NIM for Maxine Active Speaker Detection
Type: Microservice Tags: NVIDIA, NIM, Maxine, active speaker detection, video analytics, diarization, AR, CUDA, TensorRT, Triton, DeepStream, NVDEC Related: NVIDIA-NIM, NVIDIA-Maxine, NVIDIA-AI-for-Media-SDKs, NVIDIA-Augmented-Reality-SDK, NIM-for-Maxine-Eye-Contact, NVIDIA-DeepStream, NVIDIA-Video-Codec-SDK, NVIDIA-AI-Enterprise, TensorRT, Triton-Inference-Server, NVIDIA-CUDA, NGC Sources: https://docs.nvidia.com/nim/maxine/active-speaker-detection/latest/overview.html, https://docs.nvidia.com/nim/maxine/active-speaker-detection/latest/support-matrix.html Last Updated: 2026-04-29
Summary
NVIDIA Active Speaker Detection NIM is a Maxine NIM microservice for detecting and identifying active speakers in video by combining visual analysis with diarized audio data. Current NVIDIA docs describe per-frame outputs such as bounding boxes, speaker identifiers, active-speaking state, and face-detection confidence scores.
Detail
Purpose
Active Speaker Detection NIM helps meeting, media, telepresence, and video-understanding systems determine who is speaking at each point in a video stream. This is useful for speaker-aware editing, analytics, avatar interaction, accessibility, and meeting intelligence.
Current scope
- Accepts video, audio, and diarization data inputs.

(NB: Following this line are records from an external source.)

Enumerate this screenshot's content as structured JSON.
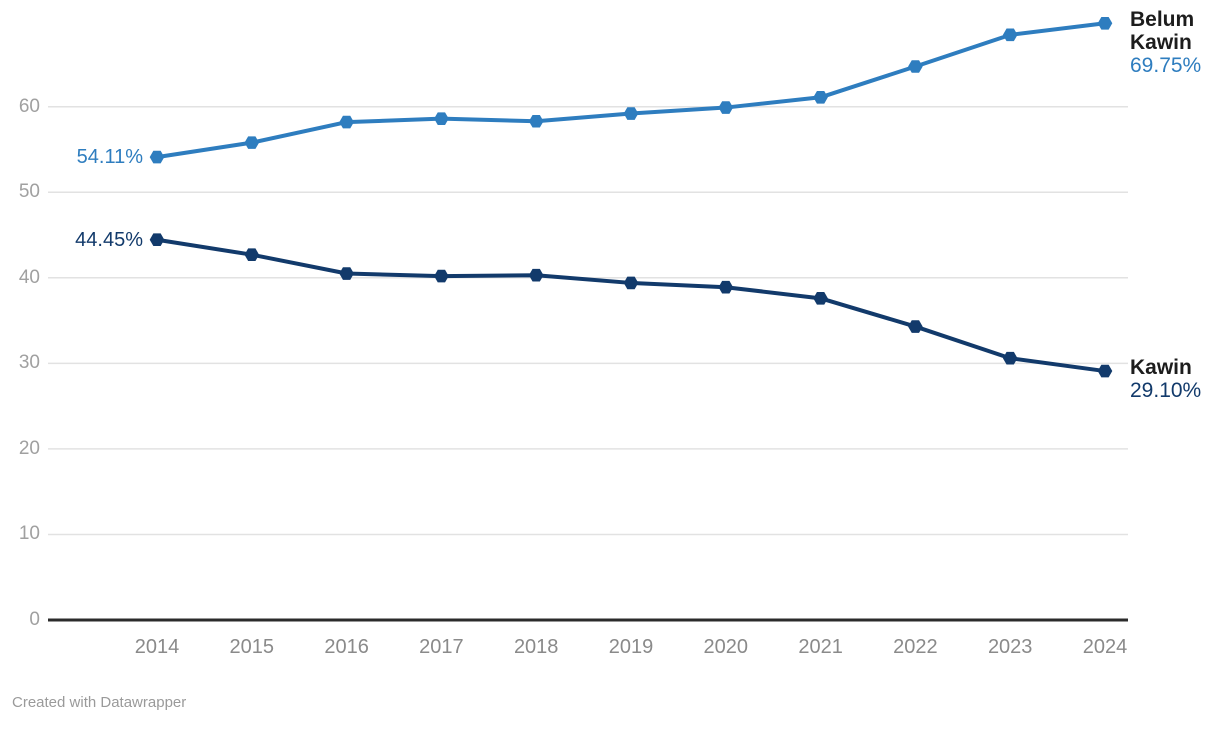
{
  "chart_data": {
    "type": "line",
    "title": "",
    "x": [
      "2014",
      "2015",
      "2016",
      "2017",
      "2018",
      "2019",
      "2020",
      "2021",
      "2022",
      "2023",
      "2024"
    ],
    "series": [
      {
        "name": "Belum Kawin",
        "color": "#2e7dbf",
        "values": [
          54.11,
          55.8,
          58.2,
          58.6,
          58.3,
          59.2,
          59.9,
          61.1,
          64.7,
          68.4,
          69.75
        ],
        "start_label": "54.11%",
        "end_label": "69.75%"
      },
      {
        "name": "Kawin",
        "color": "#123a6b",
        "values": [
          44.45,
          42.7,
          40.5,
          40.2,
          40.3,
          39.4,
          38.9,
          37.6,
          34.3,
          30.6,
          29.1
        ],
        "start_label": "44.45%",
        "end_label": "29.10%"
      }
    ],
    "ylim": [
      0,
      70
    ],
    "yticks": [
      0,
      10,
      20,
      30,
      40,
      50,
      60
    ],
    "xlabel": "",
    "ylabel": "",
    "grid": "horizontal",
    "legend_position": "direct labels at line start and end",
    "marker": "hexagon",
    "colors": {
      "grid": "#e2e2e2",
      "axis_baseline": "#2b2b2b",
      "y_tick_text": "#a0a0a0",
      "x_tick_text": "#8a8a8a",
      "series_name_text": "#1d1d1d",
      "credit_text": "#9a9a9a",
      "background": "#ffffff"
    }
  },
  "footer": {
    "credit": "Created with Datawrapper"
  }
}
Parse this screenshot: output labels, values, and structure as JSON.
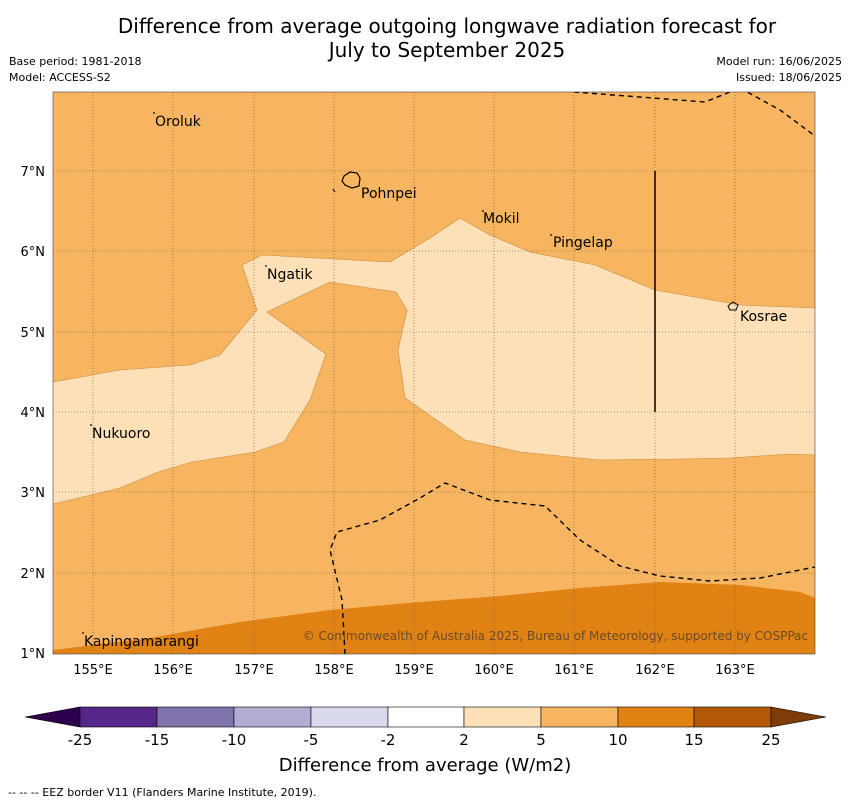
{
  "header": {
    "title_line1": "Difference from average outgoing longwave radiation forecast for",
    "title_line2": "July to September 2025",
    "base_period": "Base period: 1981-2018",
    "model": "Model: ACCESS-S2",
    "model_run": "Model run: 16/06/2025",
    "issued": "Issued: 18/06/2025"
  },
  "map": {
    "x_ticks": [
      "155°E",
      "156°E",
      "157°E",
      "158°E",
      "159°E",
      "160°E",
      "161°E",
      "162°E",
      "163°E"
    ],
    "y_ticks": [
      "7°N",
      "6°N",
      "5°N",
      "4°N",
      "3°N",
      "2°N",
      "1°N"
    ],
    "places": {
      "oroluk": "Oroluk",
      "pohnpei": "Pohnpei",
      "mokil": "Mokil",
      "pingelap": "Pingelap",
      "ngatik": "Ngatik",
      "kosrae": "Kosrae",
      "nukuoro": "Nukuoro",
      "kapingamarangi": "Kapingamarangi"
    },
    "copyright": "© Commonwealth of Australia 2025, Bureau of Meteorology, supported by COSPPac",
    "colors": {
      "class_2_5": "#fde0b7",
      "class_5_10": "#f8b561",
      "class_10_15": "#e08214",
      "eez_line": "#000000"
    }
  },
  "colorbar": {
    "labels": [
      "-25",
      "-15",
      "-10",
      "-5",
      "-2",
      "2",
      "5",
      "10",
      "15",
      "25"
    ],
    "colors": [
      "#2d004b",
      "#542788",
      "#8073ac",
      "#b2abd2",
      "#d8daeb",
      "#ffffff",
      "#fde0b7",
      "#f8b561",
      "#e08214",
      "#b35806",
      "#7f3b08"
    ],
    "title": "Difference from average (W/m2)"
  },
  "footer": {
    "eez_note": "--  --  -- EEZ border V11 (Flanders Marine Institute, 2019)."
  }
}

- Uses GPU-accelerated video decoding through GStreamer/NVDEC.
- Extracts frame-accurate audio aligned with decoded video frames.
- Uses diarization timelines to build per-frame speaker masks.
- Runs inference through an NVIDIA AR SDK backend on Triton.
- Returns per-frame bounding boxes, speaker IDs, active-speaker state, and confidence values.
- Supports streaming mode for chunked/streamable inputs and transactional mode for complete file processing.
- Model ID in the current support matrix is
active-speaker-detection. - Current optimized configurations list FP16 profiles for T4, A2, A10, A16, A40, L4, L40, L40S, B40, NVIDIA RTX PRO 6000 Blackwell Server Edition, RTX 4090, RTX 5090, and RTX 5080.
- Uses NVDEC hardware acceleration; GPUs without NVDEC support may be unsuitable.
NVIDIA context
Active Speaker Detection NIM is the NIM deployment surface for a meeting/video intelligence capability that was already present in NVIDIA-Augmented-Reality-SDK. It connects Maxine media AI with NVIDIA-DeepStream, Triton-Inference-Server, and GPU media decode.
Connections
- NVIDIA-Maxine - broader Maxine media AI and conferencing enhancement platform.
- NVIDIA-Augmented-Reality-SDK - SDK-level AR backend for face detection, landmarks, and active-speaker inference.
- NIM-for-Maxine-Eye-Contact - companion video NIM for meeting and telepresence enhancement.
- NVIDIA-DeepStream - GPU video pipeline context; the current support matrix names DeepStream 8.0 in the software stack.
- NVIDIA-Video-Codec-SDK - NVDEC media hardware is important to compatibility and throughput.
- NVIDIA-AI-Enterprise - production deployment and support context for NIM microservices.
- TensorRT and Triton-Inference-Server - optimization and serving layers used by the NIM.
Source Excerpts
- NVIDIA docs describe Active Speaker Detection NIM as detecting and identifying active speakers from visual and diarized audio data.
- The architecture section lists CUDA, TensorRT, Triton, and an NVIDIA AR SDK backend for inference.